Rinspeed

Ausgefallen

Mit Amphibienfahrzeugen und Luftfahrtprojekten präsentiert sich Rinspeed als Sonderling unter den Tunern.

RinspeedDas Concept-Car Bedouin auf Basis des Porsche 996

Die in Zürich ansässige Veredlungswerkstatt beschäftigt heute nach eigenen Angaben nur zehn Mitarbeiter. Anfangs ein Importunternehmen für Sonnendächer, startete der Gründer Franz Rinderknecht Anfang der Achtziger Jahre mit dem Tuning von VW Golf-Modellen und entwickelte sich im Laufe der Zeit zu einem gefragten Veredler für Porsche . Daneben produziert das Unternehmen jedes Jahr mindestens ein Konzept-Auto, dass dann auf dem Genfer Automobil-Salon vorgestellt wird.

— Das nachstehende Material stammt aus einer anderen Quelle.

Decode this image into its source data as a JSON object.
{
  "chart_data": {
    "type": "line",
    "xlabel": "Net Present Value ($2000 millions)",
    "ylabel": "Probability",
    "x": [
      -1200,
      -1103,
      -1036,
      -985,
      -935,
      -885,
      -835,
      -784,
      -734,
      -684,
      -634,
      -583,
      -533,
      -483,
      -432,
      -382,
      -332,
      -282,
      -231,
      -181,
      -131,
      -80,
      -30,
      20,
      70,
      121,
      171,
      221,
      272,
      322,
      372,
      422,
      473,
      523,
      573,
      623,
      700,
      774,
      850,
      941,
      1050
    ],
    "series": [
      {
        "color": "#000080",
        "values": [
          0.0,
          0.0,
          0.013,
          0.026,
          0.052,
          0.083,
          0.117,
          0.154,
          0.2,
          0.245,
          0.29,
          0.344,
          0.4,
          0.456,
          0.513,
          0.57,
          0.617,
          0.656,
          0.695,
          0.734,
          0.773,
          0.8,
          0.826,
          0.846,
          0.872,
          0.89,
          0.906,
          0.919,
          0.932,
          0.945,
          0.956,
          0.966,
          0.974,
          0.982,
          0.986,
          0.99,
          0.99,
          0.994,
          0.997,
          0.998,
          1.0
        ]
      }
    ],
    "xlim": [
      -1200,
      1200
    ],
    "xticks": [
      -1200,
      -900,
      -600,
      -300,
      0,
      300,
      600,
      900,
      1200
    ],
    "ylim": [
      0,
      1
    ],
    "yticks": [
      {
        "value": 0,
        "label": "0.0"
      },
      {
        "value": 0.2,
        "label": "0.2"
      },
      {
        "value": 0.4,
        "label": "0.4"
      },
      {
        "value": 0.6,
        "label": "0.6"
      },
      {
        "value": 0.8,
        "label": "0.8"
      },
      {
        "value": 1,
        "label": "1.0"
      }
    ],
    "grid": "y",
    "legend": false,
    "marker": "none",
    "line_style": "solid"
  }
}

In diesem Jahr ist es ein Amphibienfahrzeug mit der Karosserie eines Sport-Coupés, das aber anders als herkömmliche Konstruktionen nicht nur schwimmen, sondern auch tauchen kann.

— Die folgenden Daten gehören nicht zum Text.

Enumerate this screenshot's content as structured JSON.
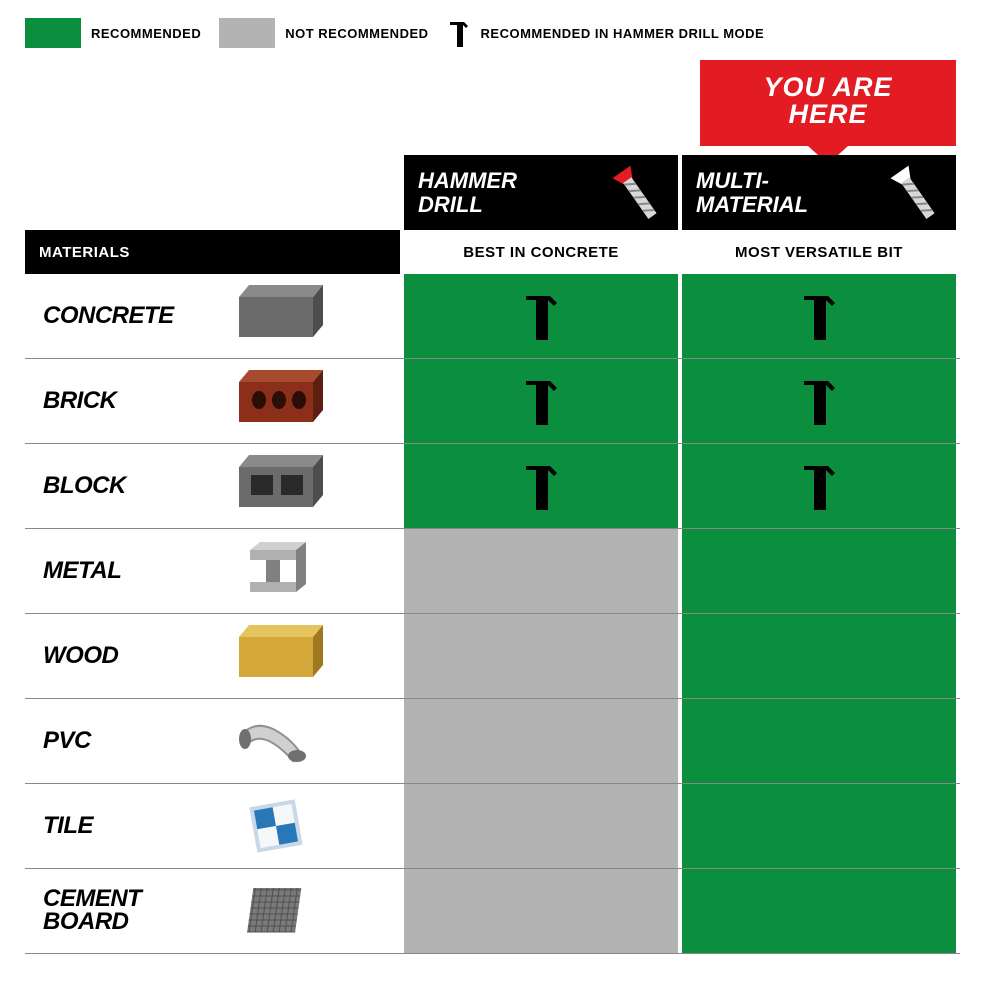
{
  "colors": {
    "recommended": "#0b8f3e",
    "not_recommended": "#b3b3b3",
    "header_bg": "#000000",
    "you_are_here_bg": "#e31b23",
    "row_border": "#888888"
  },
  "legend": {
    "recommended": "RECOMMENDED",
    "not_recommended": "NOT RECOMMENDED",
    "hammer_mode": "RECOMMENDED IN HAMMER DRILL MODE"
  },
  "you_are_here": "YOU ARE HERE",
  "table": {
    "materials_header": "MATERIALS",
    "columns": [
      {
        "id": "hammer_drill",
        "title": "HAMMER DRILL",
        "subtitle": "BEST IN CONCRETE",
        "bit_color": "#e31b23"
      },
      {
        "id": "multi_material",
        "title": "MULTI-MATERIAL",
        "subtitle": "MOST VERSATILE BIT",
        "bit_color": "#ffffff"
      }
    ],
    "rows": [
      {
        "label": "CONCRETE",
        "icon": "concrete",
        "cells": [
          {
            "status": "recommended",
            "hammer": true
          },
          {
            "status": "recommended",
            "hammer": true
          }
        ]
      },
      {
        "label": "BRICK",
        "icon": "brick",
        "cells": [
          {
            "status": "recommended",
            "hammer": true
          },
          {
            "status": "recommended",
            "hammer": true
          }
        ]
      },
      {
        "label": "BLOCK",
        "icon": "block",
        "cells": [
          {
            "status": "recommended",
            "hammer": true
          },
          {
            "status": "recommended",
            "hammer": true
          }
        ]
      },
      {
        "label": "METAL",
        "icon": "metal",
        "cells": [
          {
            "status": "not_recommended",
            "hammer": false
          },
          {
            "status": "recommended",
            "hammer": false
          }
        ]
      },
      {
        "label": "WOOD",
        "icon": "wood",
        "cells": [
          {
            "status": "not_recommended",
            "hammer": false
          },
          {
            "status": "recommended",
            "hammer": false
          }
        ]
      },
      {
        "label": "PVC",
        "icon": "pvc",
        "cells": [
          {
            "status": "not_recommended",
            "hammer": false
          },
          {
            "status": "recommended",
            "hammer": false
          }
        ]
      },
      {
        "label": "TILE",
        "icon": "tile",
        "cells": [
          {
            "status": "not_recommended",
            "hammer": false
          },
          {
            "status": "recommended",
            "hammer": false
          }
        ]
      },
      {
        "label": "CEMENT BOARD",
        "icon": "cement_board",
        "cells": [
          {
            "status": "not_recommended",
            "hammer": false
          },
          {
            "status": "recommended",
            "hammer": false
          }
        ]
      }
    ]
  },
  "material_icons": {
    "concrete": {
      "type": "box3d",
      "fill": "#6b6b6b",
      "top": "#8a8a8a",
      "side": "#4d4d4d",
      "holes": false
    },
    "brick": {
      "type": "box3d",
      "fill": "#8c2f1a",
      "top": "#a84a2e",
      "side": "#5e1e10",
      "holes": true,
      "hole_shape": "circle"
    },
    "block": {
      "type": "box3d",
      "fill": "#6b6b6b",
      "top": "#8a8a8a",
      "side": "#4d4d4d",
      "holes": true,
      "hole_shape": "rect"
    },
    "metal": {
      "type": "ibeam",
      "fill": "#b0b0b0",
      "shade": "#808080"
    },
    "wood": {
      "type": "box3d",
      "fill": "#d4a838",
      "top": "#e5c45e",
      "side": "#a07820",
      "holes": false
    },
    "pvc": {
      "type": "pipe",
      "fill": "#d0d0d0",
      "shade": "#909090"
    },
    "tile": {
      "type": "tile",
      "c1": "#2878b8",
      "c2": "#f5f8fb",
      "border": "#c8d8e8"
    },
    "cement_board": {
      "type": "mesh",
      "fill": "#7a7a7a",
      "line": "#505050"
    }
  }
}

An technischen Änderungen von Porsche-Fahrzeugen bietet Rinspeed das volle Programm: Leistungsänderungen am Motor, Maßnahmen zur Verbesserung der Aerodynamik, Fahrwerkstuning und besonders leichte und effektive Bremsanlagen. Zumindest beim Motortuning halten sich die Modifikationen jedoch in Grenzen. Getunte Aggregate bietet Rinspeed nämlich nur für drei Porsche-Modelle (996 Turbo/GT2, 995 Cayenne) an. Durch eine Leistungsverbesserung von 45-150 PS gelingt es, die Wagen um jeweils 10 km/h schneller zu machen. Auf Grund der hohen Endgeschwindigkeiten von Porsche-Serienmodellen ist dies jedoch kein schlechter Wert. Hinzu kommt durch die Leistungssteigerung eine bedeutsamere Verbesserung der Fahrdynamik. Ob dies allerdings beim Cayenne 955 Turbo mit 450 PS ab Werk noch sinnvoll ist, sei dahingestellt. Von den Produkten anderer Tuner heben sich die veredelten Porsche von Rinspeed durch ein äußerst mutiges optisches Tuning der Karosserie ab. Meist werden die eher stromlinienförmigen Serienkarosserien um weit ausladende Front- und Heckschürzen sowie große Spoiler erweitert.

Rinspeed bietet Gesamtpakete seiner Tuningleistungen an, die speziell auf die jeweiligen Modelle zugeschnitten ist. Ein relativ neues Beispiel ist der „X-treme“ auf Basis des SUVs Cayenne. Auch hier sind an der Karosserie Vergrößerungen der Lufteinlässe und der Seitenschweller vorgenommen worden, und die Motorleistung wurde auf 600 PS gesteigert.